A certificate that represents the public key portion of a token-signing certificate. A verification certificate is stored in the trust policy and used by the federation server in one organization to verify that incoming security tokens have been issued by valid federation servers in the organization's farm and in other organizations.

Web Services

(WS-*)

The specifications for a Web Services Architecture that is based on industry standards such as Simple Object Access Protocol (SOAP); XML; Web Service Description Language (WSDL); and Universal Description, Discovery, and Integration (UDDI). WS-* provides a foundation for delivering complete, interoperable business solutions for the extended enterprise, including the ability to manage federated identity and security.

The Web services model is based on the idea that enterprise systems are written in different languages, with different programming models, which run on and are accessed from many different types of devices. Web services are a means of building distributed systems that can connect and interact with one another easily and efficiently across the Internet, regardless of what language they are written in or what platform they run on.

Web Services Security (WS-Security)

A series of specifications that describes how to attach signature and encryption headers to SOAP messages. In addition, WS-Security describes how to attach security tokens, including binary security tokens, such as X.509 certificates and Kerberos tickets, to messages. In AD FS, WS-Security is used when Kerberos signs security tokens.

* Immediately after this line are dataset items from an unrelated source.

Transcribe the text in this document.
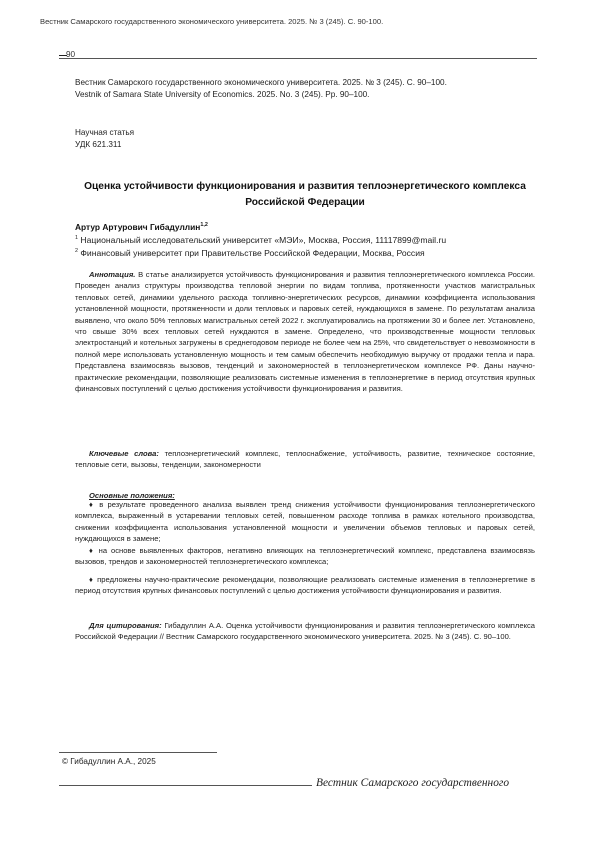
Вестник Самарского государственного экономического университета. 2025. № 3 (245). С. 90-100.
90
Вестник Самарского государственного экономического университета. 2025. № 3 (245). С. 90–100.
Vestnik of Samara State University of Economics. 2025. No. 3 (245). Pp. 90–100.
Научная статья
УДК 621.311
Оценка устойчивости функционирования и развития теплоэнергетического комплекса Российской Федерации
Артур Артурович Гибадуллин$^{1,2}$
$^1$ Национальный исследовательский университет «МЭИ», Москва, Россия, 11117899@mail.ru
$^2$ Финансовый университет при Правительстве Российской Федерации, Москва, Россия
Аннотация. В статье анализируется устойчивость функционирования и развития теплоэнергетического комплекса России. Проведен анализ структуры производства тепловой энергии по видам топлива, протяженности участков магистральных тепловых сетей, динамики удельного расхода топливно-энергетических ресурсов, динамики коэффициента использования установленной мощности, протяженности и доли тепловых и паровых сетей, нуждающихся в замене. По результатам анализа выявлено, что около 50% тепловых магистральных сетей 2022 г. эксплуатировались на протяжении 30 и более лет. Установлено, что свыше 30% всех тепловых сетей нуждаются в замене. Определено, что производственные мощности тепловых электростанций и котельных загружены в среднегодовом периоде не более чем на 25%, что свидетельствует о невозможности в полной мере использовать установленную мощность и тем самым обеспечить необходимую выручку от продажи тепла и пара. Представлена взаимосвязь вызовов, тенденций и закономерностей в теплоэнергетическом комплексе РФ. Даны научно-практические рекомендации, позволяющие реализовать системные изменения в теплоэнергетике в период отсутствия крупных финансовых поступлений с целью достижения устойчивости функционирования и развития.
Ключевые слова: теплоэнергетический комплекс, теплоснабжение, устойчивость, развитие, техническое состояние, тепловые сети, вызовы, тенденции, закономерности
Основные положения:
♦ в результате проведенного анализа выявлен тренд снижения устойчивости функционирования теплоэнергетического комплекса, выраженный в устаревании тепловых сетей, повышенном расходе топлива в рамках котельного производства, снижении коэффициента использования установленной мощности и увеличении объемов тепловых и паровых сетей, нуждающихся в замене;
♦ на основе выявленных факторов, негативно влияющих на теплоэнергетический комплекс, представлена взаимосвязь вызовов, трендов и закономерностей теплоэнергетического комплекса;
♦ предложены научно-практические рекомендации, позволяющие реализовать системные изменения в теплоэнергетике в период отсутствия крупных финансовых поступлений с целью достижения устойчивости функционирования и развития.
Для цитирования: Гибадуллин А.А. Оценка устойчивости функционирования и развития теплоэнергетического комплекса Российской Федерации // Вестник Самарского государственного экономического университета. 2025. № 3 (245). С. 90–100.
© Гибадуллин А.А., 2025
Вестник Самарского государственного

Windows NT token–based application

A Windows application that relies on a Windows NT token to perform authorization of users.

WS-Federation

A specification that defines a model and a set of messages for brokering trust and the federation of identity and authentication information across different trust realms.

The WS-Federation specification identifies two sources of identity and authentication requests across trust realms:

  • Active requestors, such as SOAP-enabled applications

  • Passive requestors, which are defined as HTTP browsers that can support broadly supported versions of HTTP, for example, HTTP 1.1

WS-Federation Passive Requestor Profile (WS-F PRP)

An implementation of the WS-Federation specification that proposes a standard protocol for how passive clients (such as Web browsers) apply the federation framework. Within this protocol, Web service requestors are expected to accept the new security mechanisms and be capable of interacting with Web service providers.